August 7, 2004
Short essay about Christine Hill
Here is the text of a short essay I wrote for the debut issue of Work magazine. The article is also archived here on BrianSholis.com.
It’s by design that Brooklyn-based Christine Hill is seated behind a desk in the accompanying photo. An unusual theme among contemporary artists, “work” is both subject and object of Hill’s multifaceted practice. Over the past dozen years, she has assumed the role of receptionist, shopkeeper, rock star, street cleaner, lecturer, tour guide, television talk show host, and—all along the way—archivist, pursuing a defiantly individualist path through an art world that hasn’t always known what to make of her.
Since 1996, Hill’s efforts have taken place under the rubric of Volksboutique, which started in East Berlin as a secondhand shop-slash-social space and now operates as an “organizational venture,” incorporated in Germany and New York State. What unites these disparate activities, along with the Volksboutique name, is a disciplined, self-sufficient, and hands-on approach: the artist is involved in all aspects of her productions, no matter the scale. She is a rigorous organizer, assiduous recycler, and unfaltering performer. She is also meticulous about aesthetics, and has developed a mix of 1950s American corporate optimism (“Make the most of what you’ve got!” reads one poster) and 1970s East German industrial functionality, both curiously filtered through a DIY sensibility whose implements include lots of rubber stamps and antiquated machinery.
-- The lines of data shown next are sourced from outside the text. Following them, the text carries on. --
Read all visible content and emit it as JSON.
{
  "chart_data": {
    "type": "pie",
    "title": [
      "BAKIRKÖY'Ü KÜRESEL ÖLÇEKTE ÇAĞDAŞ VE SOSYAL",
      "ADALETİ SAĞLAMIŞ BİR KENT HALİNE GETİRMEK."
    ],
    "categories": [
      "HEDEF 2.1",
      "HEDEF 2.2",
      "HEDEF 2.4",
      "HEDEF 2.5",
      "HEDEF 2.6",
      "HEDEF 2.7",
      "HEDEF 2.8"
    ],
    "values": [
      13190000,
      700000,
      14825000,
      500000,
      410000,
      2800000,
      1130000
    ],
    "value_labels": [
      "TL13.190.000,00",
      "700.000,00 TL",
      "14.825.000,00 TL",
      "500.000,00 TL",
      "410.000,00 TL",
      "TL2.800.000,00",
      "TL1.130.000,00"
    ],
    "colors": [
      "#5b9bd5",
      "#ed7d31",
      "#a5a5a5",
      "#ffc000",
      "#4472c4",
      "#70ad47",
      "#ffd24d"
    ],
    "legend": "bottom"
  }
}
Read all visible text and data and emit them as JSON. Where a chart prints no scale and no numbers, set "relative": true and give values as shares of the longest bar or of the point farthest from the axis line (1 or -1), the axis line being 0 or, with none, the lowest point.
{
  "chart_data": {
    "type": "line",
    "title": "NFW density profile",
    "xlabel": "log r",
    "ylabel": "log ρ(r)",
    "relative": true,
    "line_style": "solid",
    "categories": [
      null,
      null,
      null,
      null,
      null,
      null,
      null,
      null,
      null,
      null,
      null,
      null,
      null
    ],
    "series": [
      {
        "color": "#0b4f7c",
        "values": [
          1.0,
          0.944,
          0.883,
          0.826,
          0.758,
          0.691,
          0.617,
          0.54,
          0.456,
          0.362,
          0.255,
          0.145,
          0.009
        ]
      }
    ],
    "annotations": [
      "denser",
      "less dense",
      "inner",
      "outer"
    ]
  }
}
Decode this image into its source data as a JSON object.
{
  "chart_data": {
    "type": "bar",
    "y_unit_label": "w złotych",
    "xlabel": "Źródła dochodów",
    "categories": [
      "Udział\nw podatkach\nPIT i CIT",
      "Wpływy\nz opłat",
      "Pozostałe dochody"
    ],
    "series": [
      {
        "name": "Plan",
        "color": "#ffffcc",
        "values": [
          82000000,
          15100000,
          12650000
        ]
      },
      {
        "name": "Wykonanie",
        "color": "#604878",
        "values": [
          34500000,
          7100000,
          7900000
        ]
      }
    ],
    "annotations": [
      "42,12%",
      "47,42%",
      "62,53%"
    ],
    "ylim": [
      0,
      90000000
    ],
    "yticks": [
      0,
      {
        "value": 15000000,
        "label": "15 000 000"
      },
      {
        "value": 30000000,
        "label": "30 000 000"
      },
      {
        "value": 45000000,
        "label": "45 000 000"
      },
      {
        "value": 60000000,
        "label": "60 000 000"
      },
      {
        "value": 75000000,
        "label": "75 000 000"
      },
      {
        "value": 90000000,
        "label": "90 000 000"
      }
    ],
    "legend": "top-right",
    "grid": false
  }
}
In the late 1960s and early 1970s, conceptual artists dematerialized the art object— to borrow the phrase coined by Lucy Lippard, who has also written about Hill— and Volksboutique is a significant furthering of that investigation, wherein the “work” is not only a noun (the object), but also a verb (the act of making). For Hill, the two are as inseparable as “life” and “art,” and gallery visitors will almost invariably find Hill working full-time in her exhibition spaces, preparing for her next project while the current one is on view. Such was the case with “Home Office,” her autumn 2003 solo exhibition at Ronald Feldman Fine Arts in New York. The central objects of the exhibition were Portable Office Prototypes: a collection of five custom-designed faux-antique steamer trunks, each outfitted with the accoutrements necessary for Hill to execute different tasks (reception, accounting, public relations, production, and management) in her one-woman enterprise. Appropriate outfits, desk accessories, and nametags accompanied each persona. She conducted business in the front room while exhibition documentation and an array of models for future projects filled the other. My first meeting with the artist (as Christine E. Hill, office manager) was at this desk; appropriately, I had an appointment.